A UK-wide survey among managers has revealed that bullying is not seen as a key issue in today’s workplace – with only 17% of respondents claiming that it is a problem to be addressed.
However, the research, by Leicester based PTP Training and Marketing Ltd, also highlighted a significant lack of knowledge among managers regarding company procedure to deal with bullying.
Despite up to three-quarters of the sample saying they believed there was company policy and reporting procedures – just 16% actually knew what it was.
According to the survey, the seriousness of ‘bullying’ is sometimes unappreciated leading to confusion as to how to deal with it. Respondents admitted that bullying could be interpreted as little more than ‘personality clashes’ rather than serious misconduct and consequently dealt with more leniently than should be the case.
However, PTP said it was not surprising that managers had difficulties in dealing with bullying incidents in the office as most had no proper training. The survey showed that two-thirds of managers had no official training while training procedures among the remainder of the sample varied considerably.
A few organisations polled were investing in specialist external companies for support and training while the majority said personnel received internal training through employee handbooks, induction manuals and courses and other internal workshops. In some cases the issue is simply a matter discussed in staff meetings.
There was also a lack of awareness regarding who had access to the training in dealing with workplace bullying - with almost half the survey being unaware. Of those who did know it figures showed that 40% of companies were restricting this training to senior management or HR personnel.
Despite the apparent low levels of knowledge of guidelines and training in dealing with workplace bullying, five out of six managers said they believed the policies and training resources are adequate within their workplace. Of those who wanted to see more being done – the most popular responses were more training for line managers and not just senior managers and a clearer definition of what constitutes bullying in the workplace.

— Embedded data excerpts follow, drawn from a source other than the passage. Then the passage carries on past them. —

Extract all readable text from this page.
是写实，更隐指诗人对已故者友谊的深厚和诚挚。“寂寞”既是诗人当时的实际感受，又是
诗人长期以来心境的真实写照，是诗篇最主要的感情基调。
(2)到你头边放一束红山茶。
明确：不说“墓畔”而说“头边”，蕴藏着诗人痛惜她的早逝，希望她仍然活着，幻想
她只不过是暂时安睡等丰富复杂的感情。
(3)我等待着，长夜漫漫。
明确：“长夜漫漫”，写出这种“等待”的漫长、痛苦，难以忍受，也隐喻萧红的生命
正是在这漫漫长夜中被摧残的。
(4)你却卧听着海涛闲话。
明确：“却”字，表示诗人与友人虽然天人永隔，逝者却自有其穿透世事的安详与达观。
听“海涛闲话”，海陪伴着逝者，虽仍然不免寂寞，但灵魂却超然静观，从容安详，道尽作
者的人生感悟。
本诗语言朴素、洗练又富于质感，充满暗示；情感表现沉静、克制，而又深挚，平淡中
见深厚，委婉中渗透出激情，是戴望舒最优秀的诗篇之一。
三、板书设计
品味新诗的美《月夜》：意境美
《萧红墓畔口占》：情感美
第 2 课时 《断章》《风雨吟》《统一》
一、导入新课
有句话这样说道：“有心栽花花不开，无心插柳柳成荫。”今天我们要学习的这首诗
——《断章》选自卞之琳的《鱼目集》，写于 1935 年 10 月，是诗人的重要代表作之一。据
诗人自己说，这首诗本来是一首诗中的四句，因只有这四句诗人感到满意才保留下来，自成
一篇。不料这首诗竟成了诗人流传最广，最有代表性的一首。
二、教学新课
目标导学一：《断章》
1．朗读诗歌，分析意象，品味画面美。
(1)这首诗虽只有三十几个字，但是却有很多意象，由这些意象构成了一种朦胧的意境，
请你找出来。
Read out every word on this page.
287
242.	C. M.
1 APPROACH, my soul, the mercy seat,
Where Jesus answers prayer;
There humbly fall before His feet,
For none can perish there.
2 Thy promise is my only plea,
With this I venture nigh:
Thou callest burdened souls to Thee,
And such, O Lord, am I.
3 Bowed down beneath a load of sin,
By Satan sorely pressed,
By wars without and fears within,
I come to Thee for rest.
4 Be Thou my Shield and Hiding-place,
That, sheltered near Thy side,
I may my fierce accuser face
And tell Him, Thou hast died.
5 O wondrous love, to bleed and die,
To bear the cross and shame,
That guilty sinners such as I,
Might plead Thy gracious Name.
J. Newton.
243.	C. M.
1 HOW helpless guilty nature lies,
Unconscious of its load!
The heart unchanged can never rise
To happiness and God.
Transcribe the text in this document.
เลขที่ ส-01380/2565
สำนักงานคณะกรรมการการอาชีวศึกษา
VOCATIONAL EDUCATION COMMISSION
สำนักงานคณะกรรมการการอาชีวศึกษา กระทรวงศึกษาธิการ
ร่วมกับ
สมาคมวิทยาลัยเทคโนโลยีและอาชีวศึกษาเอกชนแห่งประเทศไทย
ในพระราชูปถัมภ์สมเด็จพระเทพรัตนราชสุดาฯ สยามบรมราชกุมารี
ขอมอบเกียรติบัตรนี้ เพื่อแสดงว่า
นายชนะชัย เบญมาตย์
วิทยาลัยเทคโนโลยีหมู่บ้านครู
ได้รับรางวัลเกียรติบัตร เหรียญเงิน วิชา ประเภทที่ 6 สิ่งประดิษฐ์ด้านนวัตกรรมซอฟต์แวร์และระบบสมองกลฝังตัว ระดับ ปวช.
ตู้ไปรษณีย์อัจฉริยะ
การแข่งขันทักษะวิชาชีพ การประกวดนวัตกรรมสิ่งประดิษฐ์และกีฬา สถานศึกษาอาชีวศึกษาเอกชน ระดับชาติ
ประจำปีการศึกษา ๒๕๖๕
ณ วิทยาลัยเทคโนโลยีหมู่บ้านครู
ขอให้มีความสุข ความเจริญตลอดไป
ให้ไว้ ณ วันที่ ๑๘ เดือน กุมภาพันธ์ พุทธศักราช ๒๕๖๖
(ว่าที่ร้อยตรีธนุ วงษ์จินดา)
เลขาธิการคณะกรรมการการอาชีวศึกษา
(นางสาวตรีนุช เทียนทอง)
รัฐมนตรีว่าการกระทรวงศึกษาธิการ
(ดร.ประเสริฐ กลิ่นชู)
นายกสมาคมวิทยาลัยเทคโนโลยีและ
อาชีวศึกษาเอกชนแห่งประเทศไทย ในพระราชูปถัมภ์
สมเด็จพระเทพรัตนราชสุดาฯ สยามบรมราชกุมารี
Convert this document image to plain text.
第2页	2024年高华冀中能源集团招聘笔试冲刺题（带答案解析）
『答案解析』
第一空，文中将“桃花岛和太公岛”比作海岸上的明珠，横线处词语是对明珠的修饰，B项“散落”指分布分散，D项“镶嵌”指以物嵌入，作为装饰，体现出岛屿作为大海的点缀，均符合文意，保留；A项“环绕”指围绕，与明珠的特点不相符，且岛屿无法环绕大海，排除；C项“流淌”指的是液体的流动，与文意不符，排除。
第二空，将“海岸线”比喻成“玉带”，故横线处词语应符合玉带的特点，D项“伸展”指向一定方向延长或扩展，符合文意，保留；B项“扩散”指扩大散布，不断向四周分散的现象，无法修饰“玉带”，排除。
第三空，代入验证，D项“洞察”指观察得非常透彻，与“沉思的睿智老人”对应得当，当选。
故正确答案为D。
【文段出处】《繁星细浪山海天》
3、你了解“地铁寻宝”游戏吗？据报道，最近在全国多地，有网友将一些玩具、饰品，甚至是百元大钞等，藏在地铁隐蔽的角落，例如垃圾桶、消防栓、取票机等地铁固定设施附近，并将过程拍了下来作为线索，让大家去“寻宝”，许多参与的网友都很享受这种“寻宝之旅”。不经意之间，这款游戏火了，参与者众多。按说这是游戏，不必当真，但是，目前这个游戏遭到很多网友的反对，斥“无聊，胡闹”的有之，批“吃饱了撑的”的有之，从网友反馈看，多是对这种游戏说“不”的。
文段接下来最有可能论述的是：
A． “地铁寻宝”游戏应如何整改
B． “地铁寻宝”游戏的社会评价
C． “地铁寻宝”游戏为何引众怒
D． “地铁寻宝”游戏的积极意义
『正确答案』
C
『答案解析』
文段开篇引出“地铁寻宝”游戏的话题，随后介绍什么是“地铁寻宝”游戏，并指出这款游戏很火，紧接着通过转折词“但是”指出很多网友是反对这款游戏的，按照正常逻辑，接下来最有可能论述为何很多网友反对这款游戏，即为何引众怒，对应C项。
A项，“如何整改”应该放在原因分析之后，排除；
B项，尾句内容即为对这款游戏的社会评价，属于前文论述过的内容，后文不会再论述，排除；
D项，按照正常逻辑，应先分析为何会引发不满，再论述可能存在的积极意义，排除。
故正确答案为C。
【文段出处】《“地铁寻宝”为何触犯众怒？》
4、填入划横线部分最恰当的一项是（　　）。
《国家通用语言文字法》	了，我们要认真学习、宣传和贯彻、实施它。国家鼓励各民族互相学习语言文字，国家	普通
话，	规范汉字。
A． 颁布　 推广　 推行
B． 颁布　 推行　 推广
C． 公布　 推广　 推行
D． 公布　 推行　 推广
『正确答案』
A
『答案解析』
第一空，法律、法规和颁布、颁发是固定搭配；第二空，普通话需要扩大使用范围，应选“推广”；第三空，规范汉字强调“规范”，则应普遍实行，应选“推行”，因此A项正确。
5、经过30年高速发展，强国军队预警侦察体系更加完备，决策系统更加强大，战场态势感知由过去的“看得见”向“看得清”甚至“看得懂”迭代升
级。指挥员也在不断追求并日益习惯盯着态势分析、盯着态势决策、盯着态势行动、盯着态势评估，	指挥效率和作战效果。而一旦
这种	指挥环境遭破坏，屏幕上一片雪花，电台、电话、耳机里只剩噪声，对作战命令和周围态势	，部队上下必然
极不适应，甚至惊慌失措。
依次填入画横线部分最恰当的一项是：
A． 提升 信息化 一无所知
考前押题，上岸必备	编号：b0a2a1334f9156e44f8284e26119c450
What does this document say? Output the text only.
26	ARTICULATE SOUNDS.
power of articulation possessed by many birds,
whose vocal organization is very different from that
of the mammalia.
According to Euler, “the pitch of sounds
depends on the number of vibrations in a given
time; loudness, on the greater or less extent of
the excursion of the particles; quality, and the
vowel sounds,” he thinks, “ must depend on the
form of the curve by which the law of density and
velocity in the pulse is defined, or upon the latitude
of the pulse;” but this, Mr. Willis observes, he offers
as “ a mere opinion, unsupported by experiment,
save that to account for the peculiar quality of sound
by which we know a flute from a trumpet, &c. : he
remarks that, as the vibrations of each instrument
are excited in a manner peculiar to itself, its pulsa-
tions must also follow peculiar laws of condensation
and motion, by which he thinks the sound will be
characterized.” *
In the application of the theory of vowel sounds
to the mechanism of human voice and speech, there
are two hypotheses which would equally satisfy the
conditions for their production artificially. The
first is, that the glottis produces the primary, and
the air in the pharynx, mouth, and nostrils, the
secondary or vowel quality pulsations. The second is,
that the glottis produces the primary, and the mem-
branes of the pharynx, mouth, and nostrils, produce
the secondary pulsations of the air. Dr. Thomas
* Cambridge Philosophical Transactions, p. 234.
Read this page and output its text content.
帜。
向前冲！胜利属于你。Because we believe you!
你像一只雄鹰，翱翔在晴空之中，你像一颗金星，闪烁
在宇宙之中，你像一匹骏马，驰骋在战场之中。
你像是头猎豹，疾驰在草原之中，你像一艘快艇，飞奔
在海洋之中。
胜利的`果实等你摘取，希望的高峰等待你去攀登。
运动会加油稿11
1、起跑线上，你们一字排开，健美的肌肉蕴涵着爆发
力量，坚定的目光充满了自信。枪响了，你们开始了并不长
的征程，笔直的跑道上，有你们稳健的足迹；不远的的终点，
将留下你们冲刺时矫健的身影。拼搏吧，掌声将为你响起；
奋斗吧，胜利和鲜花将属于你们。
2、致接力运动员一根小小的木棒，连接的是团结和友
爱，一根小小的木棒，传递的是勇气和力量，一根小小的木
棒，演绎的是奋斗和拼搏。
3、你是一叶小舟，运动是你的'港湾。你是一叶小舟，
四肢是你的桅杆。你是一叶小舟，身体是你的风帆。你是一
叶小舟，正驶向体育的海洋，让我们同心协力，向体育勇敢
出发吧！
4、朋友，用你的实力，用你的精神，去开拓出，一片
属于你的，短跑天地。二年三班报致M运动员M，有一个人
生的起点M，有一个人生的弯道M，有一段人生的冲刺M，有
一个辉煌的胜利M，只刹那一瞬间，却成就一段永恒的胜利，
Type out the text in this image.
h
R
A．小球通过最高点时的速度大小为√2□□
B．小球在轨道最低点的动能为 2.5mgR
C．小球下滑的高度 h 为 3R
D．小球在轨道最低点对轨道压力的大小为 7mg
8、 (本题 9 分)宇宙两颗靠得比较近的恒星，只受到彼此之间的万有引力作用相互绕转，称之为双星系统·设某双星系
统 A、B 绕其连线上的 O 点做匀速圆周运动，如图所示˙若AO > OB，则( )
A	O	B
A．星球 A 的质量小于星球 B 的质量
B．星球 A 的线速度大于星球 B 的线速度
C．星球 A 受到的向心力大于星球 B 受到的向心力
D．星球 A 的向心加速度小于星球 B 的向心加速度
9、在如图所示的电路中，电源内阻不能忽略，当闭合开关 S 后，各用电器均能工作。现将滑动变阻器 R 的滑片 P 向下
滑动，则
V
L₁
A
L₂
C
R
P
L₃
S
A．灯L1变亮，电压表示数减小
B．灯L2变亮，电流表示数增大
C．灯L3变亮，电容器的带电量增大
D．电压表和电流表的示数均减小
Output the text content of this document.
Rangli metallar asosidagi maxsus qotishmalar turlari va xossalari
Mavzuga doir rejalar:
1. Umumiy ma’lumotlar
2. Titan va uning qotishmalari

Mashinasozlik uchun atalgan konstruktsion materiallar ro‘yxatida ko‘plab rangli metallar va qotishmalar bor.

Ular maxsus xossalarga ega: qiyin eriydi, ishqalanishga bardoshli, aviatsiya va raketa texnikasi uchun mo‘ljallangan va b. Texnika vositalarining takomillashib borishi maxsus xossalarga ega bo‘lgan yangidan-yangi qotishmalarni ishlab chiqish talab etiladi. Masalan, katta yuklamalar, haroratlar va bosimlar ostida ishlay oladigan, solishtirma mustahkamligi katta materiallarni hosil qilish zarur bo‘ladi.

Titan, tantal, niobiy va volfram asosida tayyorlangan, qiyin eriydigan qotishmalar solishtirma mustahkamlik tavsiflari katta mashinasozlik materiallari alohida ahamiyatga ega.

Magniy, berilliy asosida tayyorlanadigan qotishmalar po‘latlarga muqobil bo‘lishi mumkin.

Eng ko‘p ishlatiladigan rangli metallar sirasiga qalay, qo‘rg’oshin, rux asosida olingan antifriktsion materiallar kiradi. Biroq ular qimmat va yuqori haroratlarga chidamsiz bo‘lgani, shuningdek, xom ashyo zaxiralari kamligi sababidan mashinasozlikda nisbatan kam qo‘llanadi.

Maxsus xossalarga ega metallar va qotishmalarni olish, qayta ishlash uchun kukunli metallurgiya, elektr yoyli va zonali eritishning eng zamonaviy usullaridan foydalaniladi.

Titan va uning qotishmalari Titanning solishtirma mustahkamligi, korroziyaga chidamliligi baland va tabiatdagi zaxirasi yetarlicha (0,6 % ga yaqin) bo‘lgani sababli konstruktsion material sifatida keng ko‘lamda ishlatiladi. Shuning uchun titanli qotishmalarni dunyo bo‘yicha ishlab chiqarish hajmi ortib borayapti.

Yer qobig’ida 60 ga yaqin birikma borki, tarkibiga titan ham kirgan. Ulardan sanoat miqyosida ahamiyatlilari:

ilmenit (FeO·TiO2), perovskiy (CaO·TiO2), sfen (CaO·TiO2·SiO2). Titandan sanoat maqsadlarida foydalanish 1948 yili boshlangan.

Commenting on the results, managing director of PTP Training & Marketing, Marc Holland said he was surprised that more companies don’t have clearer policies and procedures in place:
“Organisations should be taking this issue more seriously as bullying at any level – even if it is described as ‘personality clashes’ can make life very difficult and upsetting for those directly involved as well as causing widespread tension among colleagues. There is a wealth of training programmes available on issues such as ‘managing and resolving conflict’, which can give staff an appreciation of the problem and how to deal effectively with it. This knowledge should be seen as a basic understanding to what is considered appropriate and non-appropriate behaviour in any organisation.”